The question that Mr Major faces today, as he reviews the Tory strategy for fighting the general election, is how to change the Tory strategy. If we look back over the "near-term" campaign, which started with the "demon eyes" advertisement last summer, the tenor has been overwhelmingly negative. The "demon eyes" themselves may have been successful propaganda, as a crude and massively publicised way of linking Mr Blair's apparent insincerity in some things with the gulf between the Labour leader and his party. And the Tory conference in Bournemouth last October was also a success, in that ministers and party presented themselves as united while Mr Major gave a plausible account of his pragmatic premiership in an informal shirt-sleeved question-and-answer session.

But recently the Tory campaign has been miserable and unconvincing. The costing of Labour's non-existent spending plans at pounds 30bn a year was an attempt to refight the 1992 election against a "new" Labour Party which has done virtually nothing since then except work out how to avoid being squashed like that again. Worse, the Tories then repeated the single poster theme that can have no credibility this time round, claiming that Labour "might" put up taxes by pounds 2,300 a year. Of course, the pounds 1,250 tax bombshell campaign at the last election was brilliant, hard-hitting and successful. It doesn't even matter any more whether it was dishonest or not. The one thing that everyone knows about it is that the party which ran it has put our taxes up. All this is insulting the voters' intelligence. And they haven't even done it properly. The pounds 2,300 figure is based on Labour spending not pounds 30bn a year more but pounds 54bn, if - a political poster with an "if" in the copy! - if it increases spending to the European average. All this illustrated with a moth-eaten lion which yawned its way through the party political broadcast which introduced this tosh to the nation. If this represents the best that Lord Saatchi can offer a Tory party in a state of advanced electoral meltdown, then it is poor indeed. Little wonder that Brian Mawhinney announced the early retirement of "King" the lion yesterday.

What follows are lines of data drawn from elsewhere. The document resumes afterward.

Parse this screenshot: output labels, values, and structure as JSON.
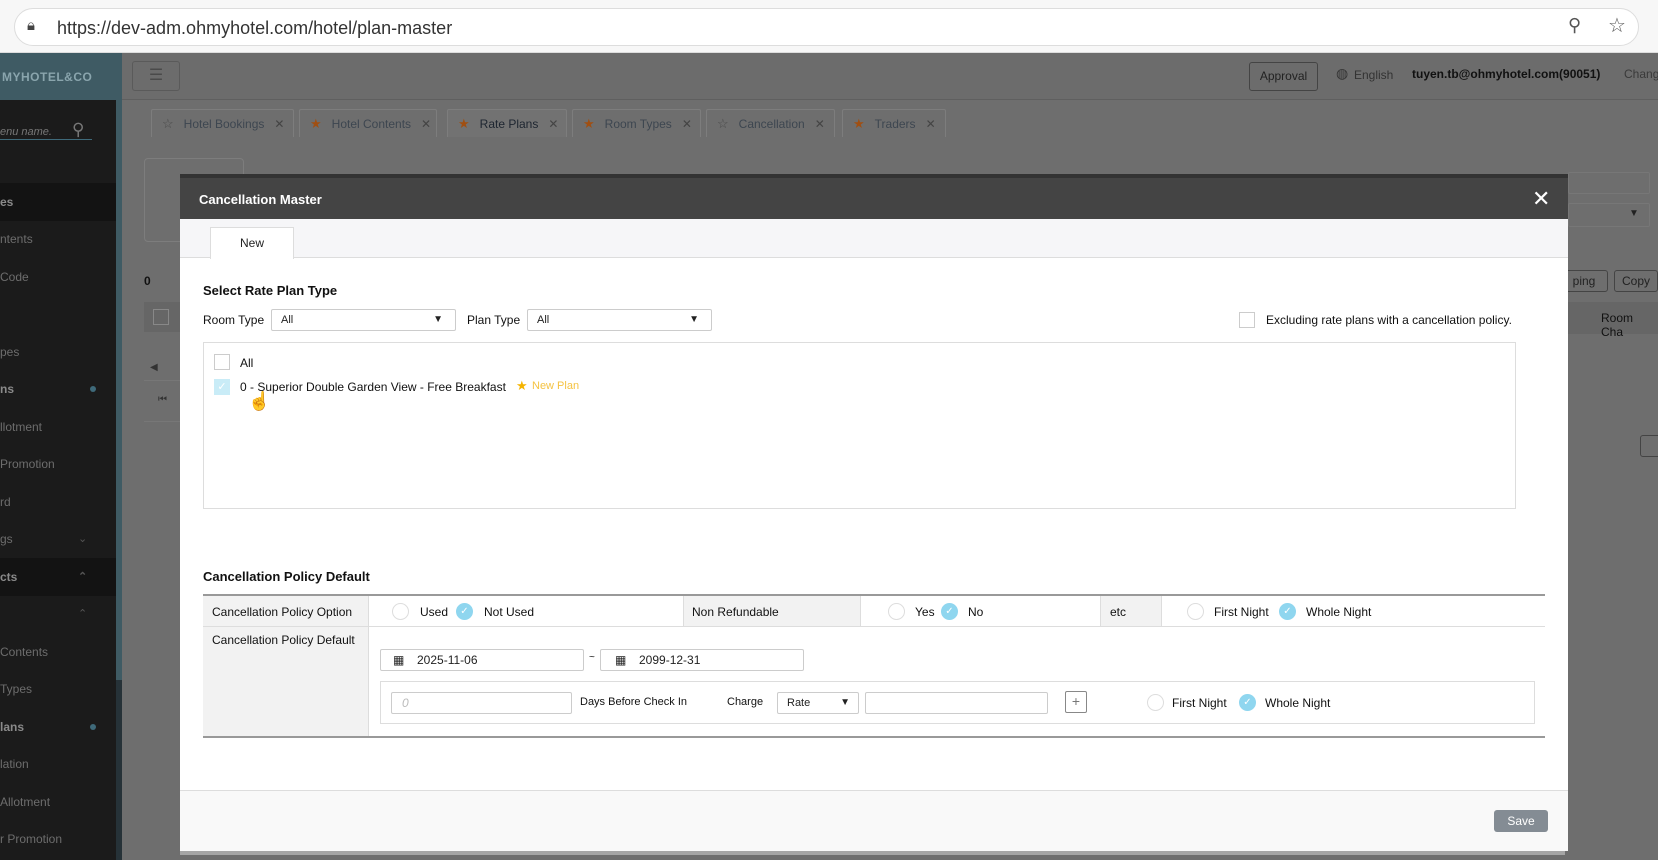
{
  "browser": {
    "url": "https://dev-adm.ohmyhotel.com/hotel/plan-master"
  },
  "header": {
    "logo": "MYHOTEL&CO",
    "approval": "Approval",
    "language": "English",
    "user": "tuyen.tb@ohmyhotel.com(90051)",
    "change": "Chang"
  },
  "sidebar": {
    "search_placeholder": "enu name.",
    "items": [
      {
        "label": "es",
        "bold": true
      },
      {
        "label": "ntents"
      },
      {
        "label": "Code"
      },
      {
        "label": ""
      },
      {
        "label": "pes"
      },
      {
        "label": "ns",
        "bold": true
      },
      {
        "label": "llotment"
      },
      {
        "label": "Promotion"
      },
      {
        "label": "rd"
      },
      {
        "label": "gs"
      },
      {
        "label": "cts",
        "bold": true
      },
      {
        "label": ""
      },
      {
        "label": "Contents"
      },
      {
        "label": "Types"
      },
      {
        "label": "lans",
        "bold": true
      },
      {
        "label": "lation"
      },
      {
        "label": "Allotment"
      },
      {
        "label": "r Promotion"
      }
    ]
  },
  "tabs": [
    {
      "label": "Hotel Bookings",
      "starred": false
    },
    {
      "label": "Hotel Contents",
      "starred": true
    },
    {
      "label": "Rate Plans",
      "starred": true,
      "active": true
    },
    {
      "label": "Room Types",
      "starred": true
    },
    {
      "label": "Cancellation",
      "starred": false
    },
    {
      "label": "Traders",
      "starred": true
    }
  ],
  "background": {
    "count": "0",
    "mapping_btn": "ping",
    "copy_btn": "Copy",
    "col_room_charge": "Room Cha"
  },
  "modal": {
    "title": "Cancellation Master",
    "tab": "New",
    "select_section": {
      "title": "Select Rate Plan Type",
      "room_type_label": "Room Type",
      "room_type_value": "All",
      "plan_type_label": "Plan Type",
      "plan_type_value": "All",
      "exclude_label": "Excluding rate plans with a cancellation policy.",
      "all_label": "All",
      "plans": [
        {
          "label": "0 - Superior Double Garden View - Free Breakfast",
          "badge": "New Plan",
          "checked": true
        }
      ]
    },
    "policy": {
      "title": "Cancellation Policy Default",
      "option_label": "Cancellation Policy Option",
      "used": "Used",
      "not_used": "Not Used",
      "non_refundable_label": "Non Refundable",
      "yes": "Yes",
      "no": "No",
      "etc_label": "etc",
      "first_night": "First Night",
      "whole_night": "Whole Night",
      "default_label": "Cancellation Policy Default",
      "date_from": "2025-11-06",
      "date_to": "2099-12-31",
      "tilde": "~",
      "days_placeholder": "0",
      "days_label": "Days Before Check In",
      "charge_label": "Charge",
      "charge_type": "Rate",
      "plus": "+"
    },
    "save": "Save"
  }
}
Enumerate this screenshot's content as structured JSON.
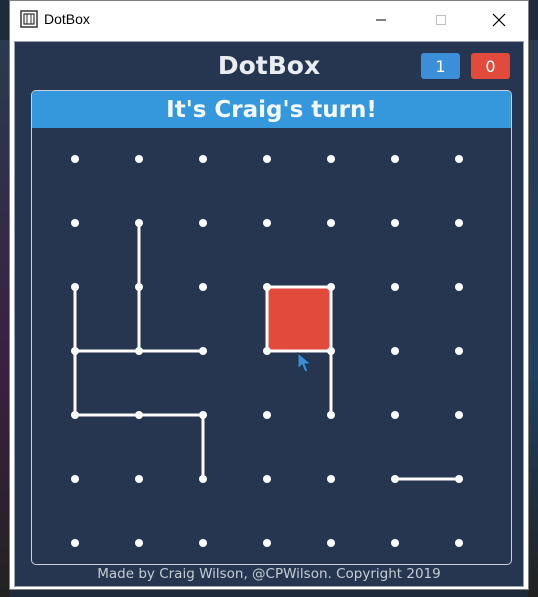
{
  "window": {
    "title": "DotBox",
    "app_icon": "dotbox-app-icon",
    "controls": [
      "minimize-icon",
      "maximize-icon",
      "close-icon"
    ]
  },
  "game": {
    "title": "DotBox",
    "scores": [
      {
        "player": "blue",
        "value": "1",
        "color": "#3b8fd9"
      },
      {
        "player": "red",
        "value": "0",
        "color": "#e24a3b"
      }
    ],
    "turn_message": "It's Craig's turn!",
    "footer": "Made by Craig Wilson, @CPWilson. Copyright 2019"
  },
  "board": {
    "cols": 7,
    "rows": 7,
    "dot_color": "#ffffff",
    "line_color": "#ffffff",
    "lines": [
      [
        [
          1,
          1
        ],
        [
          1,
          2
        ]
      ],
      [
        [
          1,
          2
        ],
        [
          1,
          3
        ]
      ],
      [
        [
          0,
          2
        ],
        [
          0,
          3
        ]
      ],
      [
        [
          0,
          3
        ],
        [
          0,
          4
        ]
      ],
      [
        [
          0,
          3
        ],
        [
          1,
          3
        ]
      ],
      [
        [
          1,
          3
        ],
        [
          2,
          3
        ]
      ],
      [
        [
          0,
          4
        ],
        [
          1,
          4
        ]
      ],
      [
        [
          1,
          4
        ],
        [
          2,
          4
        ]
      ],
      [
        [
          2,
          4
        ],
        [
          2,
          5
        ]
      ],
      [
        [
          3,
          2
        ],
        [
          4,
          2
        ]
      ],
      [
        [
          3,
          2
        ],
        [
          3,
          3
        ]
      ],
      [
        [
          4,
          2
        ],
        [
          4,
          3
        ]
      ],
      [
        [
          3,
          3
        ],
        [
          4,
          3
        ]
      ],
      [
        [
          4,
          3
        ],
        [
          4,
          4
        ]
      ],
      [
        [
          5,
          5
        ],
        [
          6,
          5
        ]
      ]
    ],
    "boxes": [
      {
        "col": 3,
        "row": 2,
        "owner": "red",
        "color": "#e24a3b"
      }
    ]
  }
}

So what should the Tories do? Well, if there is a battle going on behind the scenes between Michael Heseltine and Dr Mawhinney for control of the Tory campaign, the Deputy Prime Minister should be allowed to win it. Dr Mawhinney is an able man, but he is essentially a one-dimensional politician. He is a bruiser without any of the cheerful chutzpah needed to carry it off (compare Kenneth Clarke, for example). He is about as voter-friendly as a Stasi officer in a polling booth. It is time for Mr Major to stop pretending to be a "pair of curtains", in former Tory treasurer Lord McAlpine's crushing phrase, and take responsibility for the campaign himself.

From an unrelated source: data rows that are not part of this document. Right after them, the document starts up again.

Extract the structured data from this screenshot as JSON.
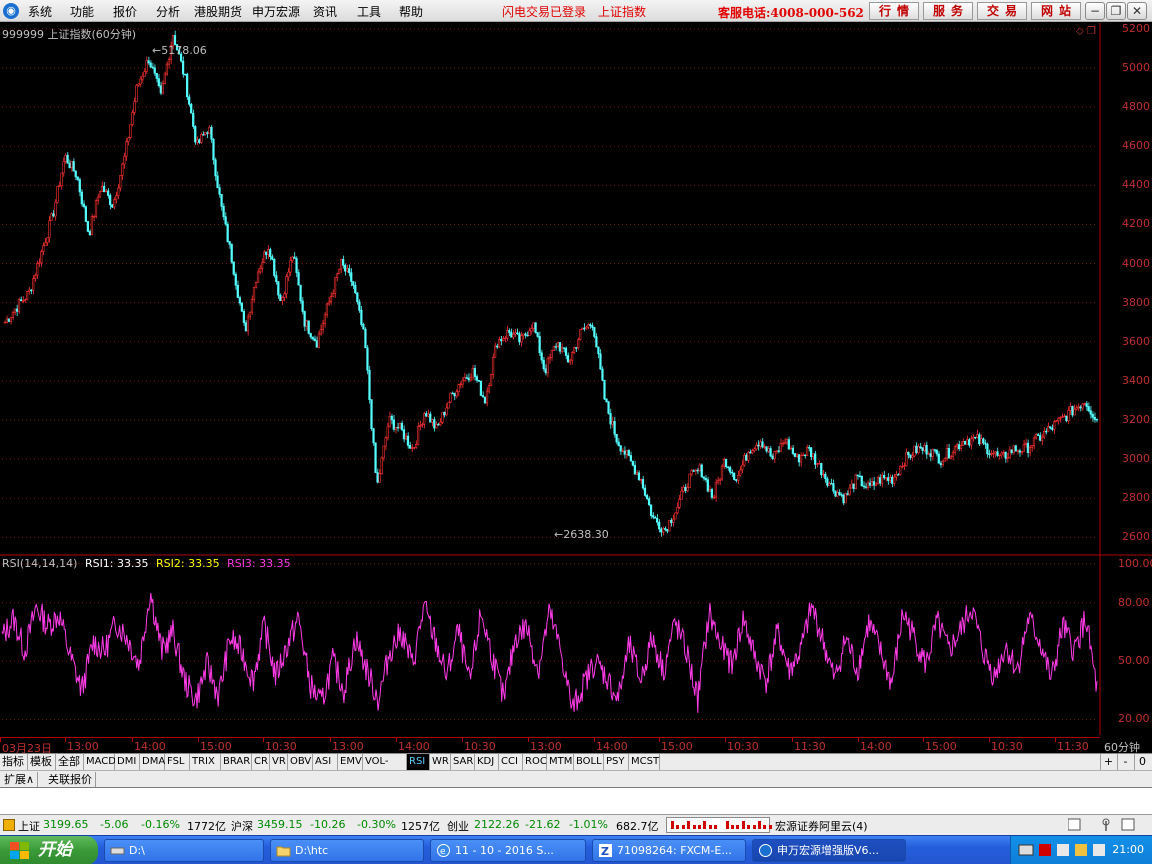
{
  "menu": {
    "items": [
      "系统",
      "功能",
      "报价",
      "分析",
      "港股期货",
      "申万宏源",
      "资讯",
      "工具",
      "帮助"
    ],
    "login_status": "闪电交易已登录",
    "index_link": "上证指数",
    "hotline": "客服电话:4008-000-562",
    "buttons": [
      "行情",
      "服务",
      "交易",
      "网站"
    ]
  },
  "chart": {
    "title": "999999 上证指数(60分钟)",
    "peak_label": "5178.06",
    "trough_label": "2638.30",
    "rsi_legend": {
      "name": "RSI(14,14,14)",
      "rsi1": "RSI1: 33.35",
      "rsi2": "RSI2: 33.35",
      "rsi3": "RSI3: 33.35"
    },
    "period": "60分钟",
    "time_labels": [
      "03月23日",
      "13:00",
      "14:00",
      "15:00",
      "10:30",
      "13:00",
      "14:00",
      "10:30",
      "13:00",
      "14:00",
      "15:00",
      "10:30",
      "11:30",
      "14:00",
      "15:00",
      "10:30",
      "11:30"
    ]
  },
  "chart_data": [
    {
      "type": "candlestick",
      "title": "999999 上证指数(60分钟)",
      "y_ticks": [
        5200,
        5000,
        4800,
        4600,
        4400,
        4200,
        4000,
        3800,
        3600,
        3400,
        3200,
        3000,
        2800,
        2600
      ],
      "ylim": [
        2520,
        5230
      ],
      "annotations": [
        {
          "label": "5178.06",
          "value": 5178.06
        },
        {
          "label": "2638.30",
          "value": 2638.3
        }
      ],
      "up_color": "#ff3232",
      "down_color": "#54ffff",
      "grid": true,
      "close_path": [
        3700,
        3780,
        3850,
        4050,
        4250,
        4550,
        4450,
        4150,
        4400,
        4300,
        4550,
        4900,
        5050,
        4850,
        5178.06,
        4950,
        4600,
        4700,
        4300,
        4000,
        3650,
        3950,
        4100,
        3800,
        4050,
        3700,
        3600,
        3800,
        4000,
        3900,
        3600,
        2850,
        3200,
        3150,
        3050,
        3250,
        3150,
        3300,
        3400,
        3450,
        3300,
        3600,
        3650,
        3600,
        3700,
        3450,
        3600,
        3500,
        3650,
        3700,
        3300,
        3100,
        3000,
        2900,
        2700,
        2638.3,
        2750,
        2900,
        2950,
        2800,
        3000,
        2900,
        3050,
        3100,
        3000,
        3100,
        3000,
        3050,
        2950,
        2850,
        2800,
        2900,
        2850,
        2900,
        2900,
        3000,
        3050,
        3050,
        3000,
        3050,
        3100,
        3100,
        3050,
        3000,
        3050,
        3050,
        3100,
        3150,
        3200,
        3250,
        3300,
        3200
      ]
    },
    {
      "type": "line",
      "title": "RSI(14,14,14)",
      "y_ticks": [
        100,
        80,
        50,
        20
      ],
      "ylim": [
        12,
        104
      ],
      "series": [
        {
          "name": "RSI1",
          "color": "#ff3ce8",
          "values": [
            62,
            72,
            55,
            78,
            68,
            74,
            52,
            35,
            60,
            55,
            70,
            62,
            48,
            86,
            55,
            65,
            40,
            30,
            48,
            32,
            62,
            55,
            40,
            68,
            42,
            58,
            72,
            38,
            28,
            50,
            35,
            62,
            45,
            30,
            55,
            65,
            48,
            78,
            60,
            42,
            66,
            38,
            75,
            52,
            30,
            62,
            68,
            45,
            75,
            55,
            25,
            38,
            50,
            42,
            30,
            58,
            40,
            62,
            45,
            70,
            55,
            30,
            75,
            58,
            48,
            72,
            52,
            40,
            65,
            45,
            55,
            78,
            60,
            40,
            62,
            45,
            70,
            55,
            38,
            75,
            62,
            48,
            70,
            55,
            65,
            78,
            55,
            42,
            58,
            45,
            72,
            60,
            40,
            68,
            55,
            72,
            35
          ]
        },
        {
          "name": "RSI2",
          "color": "#ffff00",
          "values": []
        },
        {
          "name": "RSI3",
          "color": "#ff3ce8",
          "values": []
        }
      ]
    }
  ],
  "indicator_tabs": [
    "指标",
    "模板",
    "全部",
    "MACD",
    "DMI",
    "DMA",
    "FSL",
    "TRIX",
    "BRAR",
    "CR",
    "VR",
    "OBV",
    "ASI",
    "EMV",
    "VOL-TDX",
    "RSI",
    "WR",
    "SAR",
    "KDJ",
    "CCI",
    "ROC",
    "MTM",
    "BOLL",
    "PSY",
    "MCST"
  ],
  "active_indicator": "RSI",
  "indicator_controls": [
    "+",
    "-",
    "0"
  ],
  "sub_tabs": [
    "扩展∧",
    "关联报价"
  ],
  "status_bar": {
    "sh_label": "上证",
    "sh_value": "3199.65",
    "sh_change": "-5.06",
    "sh_pct": "-0.16%",
    "sh_amount": "1772亿",
    "hs_label": "沪深",
    "hs_value": "3459.15",
    "hs_change": "-10.26",
    "hs_pct": "-0.30%",
    "hs_amount": "1257亿",
    "cy_label": "创业",
    "cy_value": "2122.26",
    "cy_change": "-21.62",
    "cy_pct": "-1.01%",
    "cy_amount": "682.7亿",
    "server": "宏源证券阿里云(4)"
  },
  "taskbar": {
    "start": "开始",
    "tasks": [
      "D:\\",
      "D:\\htc",
      "11 - 10 - 2016 S...",
      "71098264: FXCM-E...",
      "申万宏源增强版V6..."
    ],
    "clock": "21:00"
  }
}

Mr Major's friends are urging him to get out his famous soapbox and take his case to the people, as he did in the closing days of the last election. No doubt this will present him in his best light, but the real question is, what should he say? There is only one course open to him. He has to make the most of the nation's present relative economic success. The Tories can make one good case: that, over the past 18 years, despite some appalling mistakes of economic management, they have brought about historic shifts in favour of more competition and a more flexible labour market, thereby laying the foundations for sustained growth. It is pointless and demeaning to try to scare people with the prospect of Labour ruining this achievement. Mr Major should just accept that he cannot shoot new Labour down. Mr Blair simply has too many aircraft in the sky. At least, if the Prime Minister aims to concentrate on his party's arguable achievement, he can lose with some dignity and honour.

Incidentally, such a course would also be most likely to minimise Tory losses, and give the party (and Mr Major) the best chance of recovering after the election. It would be a mistake to conduct a nasty, negative campaign, because that will leave a bitter taste, and like as not help Mr Blair on to a thumping majority. Mr Major should roll up his sleeves, climb on his soapbox and tell the truth about what he thinks his party has done best.